Northland teen motorists are being urged to stick to their driver licence conditions after research suggests many are breaking the law - often with their parents' permission.

A New Zealand Transport Agency (NZTA) survey of 574 parents found nearly half of young drivers on learner or restricted licences have broken at least one graduated licensing condition.

Almost 50 per cent of parents surveyed said their teen had driven unsupervised with friends in the car, while 17 per cent allowed it to happen at least once.

Just over a third of parents surveyed said their teen had driven after 10pm without a supervisor while on their restricted licence, with 16 per cent allowing it to happen at least once.


Northland has 3042 teen drivers aged between 16 and 19 on learner licences and 2238 on restricted licences, according to NZTA July figures.

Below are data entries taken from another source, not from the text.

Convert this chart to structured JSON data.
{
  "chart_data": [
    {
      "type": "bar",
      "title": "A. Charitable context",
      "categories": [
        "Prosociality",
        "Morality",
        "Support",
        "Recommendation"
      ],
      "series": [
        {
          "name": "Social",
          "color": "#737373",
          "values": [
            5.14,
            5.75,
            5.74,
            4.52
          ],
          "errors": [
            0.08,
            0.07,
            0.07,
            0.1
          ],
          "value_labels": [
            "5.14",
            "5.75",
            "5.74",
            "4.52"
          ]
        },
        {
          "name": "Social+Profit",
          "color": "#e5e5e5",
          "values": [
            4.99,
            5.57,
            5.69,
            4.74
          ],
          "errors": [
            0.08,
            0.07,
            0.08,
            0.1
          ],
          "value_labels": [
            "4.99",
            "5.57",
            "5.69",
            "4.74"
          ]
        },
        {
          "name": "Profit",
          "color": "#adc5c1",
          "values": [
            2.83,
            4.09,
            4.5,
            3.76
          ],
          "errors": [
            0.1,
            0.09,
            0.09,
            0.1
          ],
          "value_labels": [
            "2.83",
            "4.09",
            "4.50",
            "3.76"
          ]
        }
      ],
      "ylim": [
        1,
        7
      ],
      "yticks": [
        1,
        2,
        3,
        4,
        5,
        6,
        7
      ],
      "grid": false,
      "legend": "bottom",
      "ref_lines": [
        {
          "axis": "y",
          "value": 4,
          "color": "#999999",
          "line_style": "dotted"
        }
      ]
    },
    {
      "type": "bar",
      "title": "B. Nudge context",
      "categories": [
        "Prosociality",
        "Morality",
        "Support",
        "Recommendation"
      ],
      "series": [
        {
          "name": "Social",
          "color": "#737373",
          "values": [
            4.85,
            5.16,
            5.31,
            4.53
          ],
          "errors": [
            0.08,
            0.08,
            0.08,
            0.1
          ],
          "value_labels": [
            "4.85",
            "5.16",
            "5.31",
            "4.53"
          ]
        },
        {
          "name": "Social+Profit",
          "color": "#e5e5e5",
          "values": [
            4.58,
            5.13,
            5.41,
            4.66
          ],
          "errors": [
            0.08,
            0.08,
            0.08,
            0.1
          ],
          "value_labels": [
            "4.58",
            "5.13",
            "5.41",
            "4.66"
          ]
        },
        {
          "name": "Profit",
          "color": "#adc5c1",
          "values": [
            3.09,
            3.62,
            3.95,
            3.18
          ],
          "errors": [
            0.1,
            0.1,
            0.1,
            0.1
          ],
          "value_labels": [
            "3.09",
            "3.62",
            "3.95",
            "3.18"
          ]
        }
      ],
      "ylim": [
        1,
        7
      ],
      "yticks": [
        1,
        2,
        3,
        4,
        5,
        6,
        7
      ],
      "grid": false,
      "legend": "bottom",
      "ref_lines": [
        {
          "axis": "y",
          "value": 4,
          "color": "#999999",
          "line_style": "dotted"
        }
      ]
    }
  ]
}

Whangarei driving instructors were not surprised by the survey results.

St John Driving Academy senior driving instructor Gerry O'Connell said teenagers taking his defensive driving course freely admitted breaching their licence conditions.

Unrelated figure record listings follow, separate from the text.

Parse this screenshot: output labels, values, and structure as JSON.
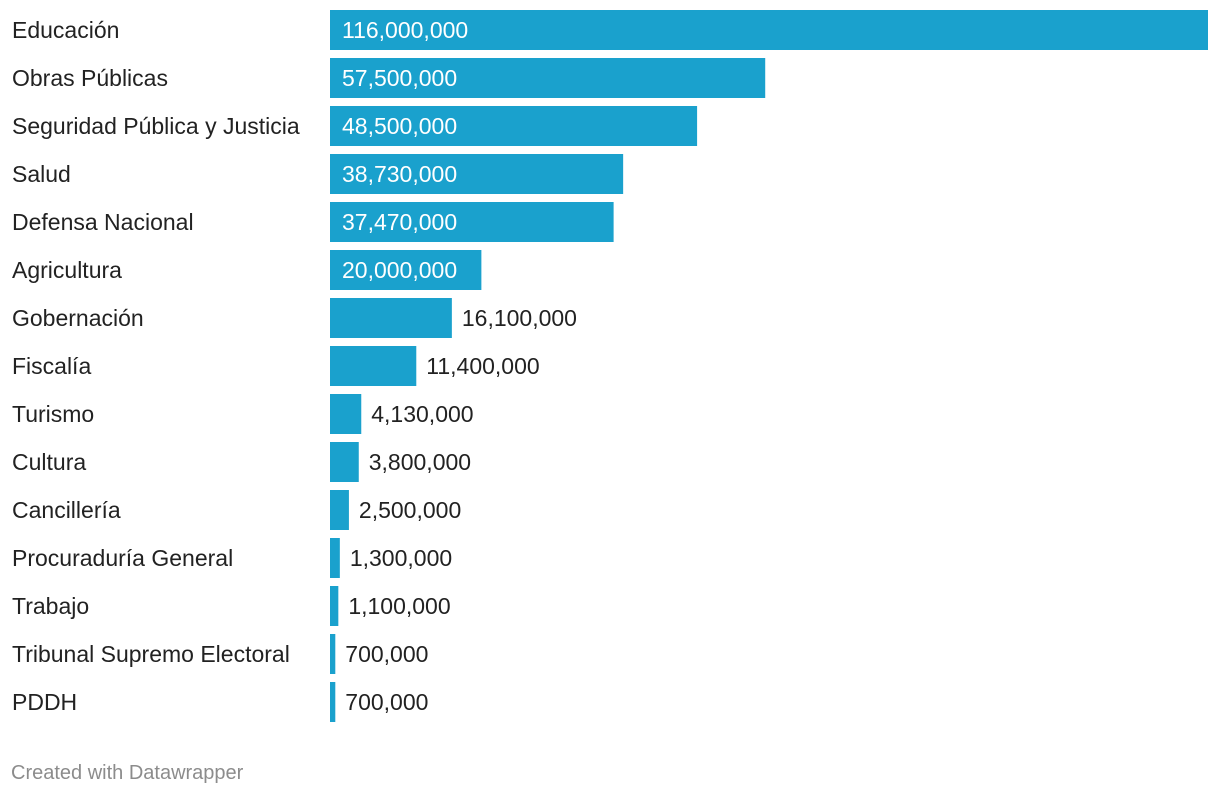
{
  "chart_data": {
    "type": "bar",
    "orientation": "horizontal",
    "title": "",
    "xlabel": "",
    "ylabel": "",
    "categories": [
      "Educación",
      "Obras Públicas",
      "Seguridad Pública y Justicia",
      "Salud",
      "Defensa Nacional",
      "Agricultura",
      "Gobernación",
      "Fiscalía",
      "Turismo",
      "Cultura",
      "Cancillería",
      "Procuraduría General",
      "Trabajo",
      "Tribunal Supremo Electoral",
      "PDDH"
    ],
    "values": [
      116000000,
      57500000,
      48500000,
      38730000,
      37470000,
      20000000,
      16100000,
      11400000,
      4130000,
      3800000,
      2500000,
      1300000,
      1100000,
      700000,
      700000
    ],
    "value_labels": [
      "116,000,000",
      "57,500,000",
      "48,500,000",
      "38,730,000",
      "37,470,000",
      "20,000,000",
      "16,100,000",
      "11,400,000",
      "4,130,000",
      "3,800,000",
      "2,500,000",
      "1,300,000",
      "1,100,000",
      "700,000",
      "700,000"
    ],
    "xlim": [
      0,
      116000000
    ],
    "grid": false,
    "legend": "none"
  },
  "colors": {
    "bar": "#1aa1cd",
    "label_inside": "#ffffff",
    "label_outside": "#222222"
  },
  "footer": {
    "credit": "Created with Datawrapper"
  }
}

"It's almost without exception they'll admit to having broken the curfew or carried passengers.

"They're very blase about it, it's just what they all do."

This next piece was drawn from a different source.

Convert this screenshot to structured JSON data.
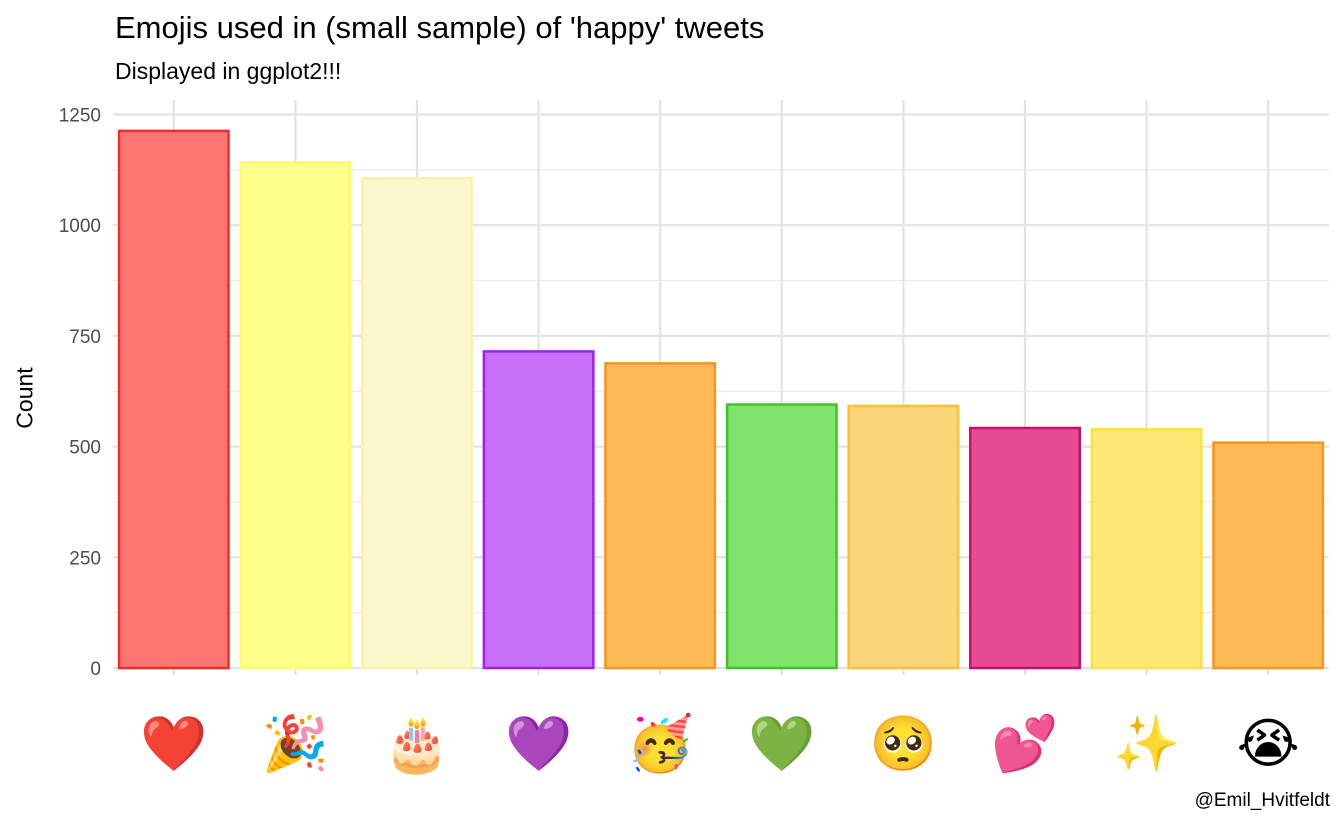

Northland Driving School's Layne Malshinger said many teenage drivers had the attitude that driving was "a right, not something that you have to earn".

"For far too long now it's been too easy to go out and get a licence.

"The further north you go, the more drivers you have without licences."


Automobile Association driving training manager Karen Dickson said she was surprised and disappointed by the survey's findings.

"We think that's a shame because the rules are put there to protect us all."

NZTA road safety director Ernst Zollner said a range of measures introduced in recent years had helped to cut the number of fatal and serious injury crashes involving teenage drivers from 475 in 2008 to 257 last year.

But it was important that young drivers complied with their graduated licensing conditions to acquire the skills and maturity needed to become safe drivers.

New Zealand's graduated licensing system requires learner drivers to be supervised at all times when driving, while drivers on a restricted licence cannot carry passengers or drive between 10pm and 5am without the supervision of a fully-licensed driver.

Parenting expert/psychologist Nigel Latta said it was important for parents to stay involved in their teen's driving even when they got their restricted licence.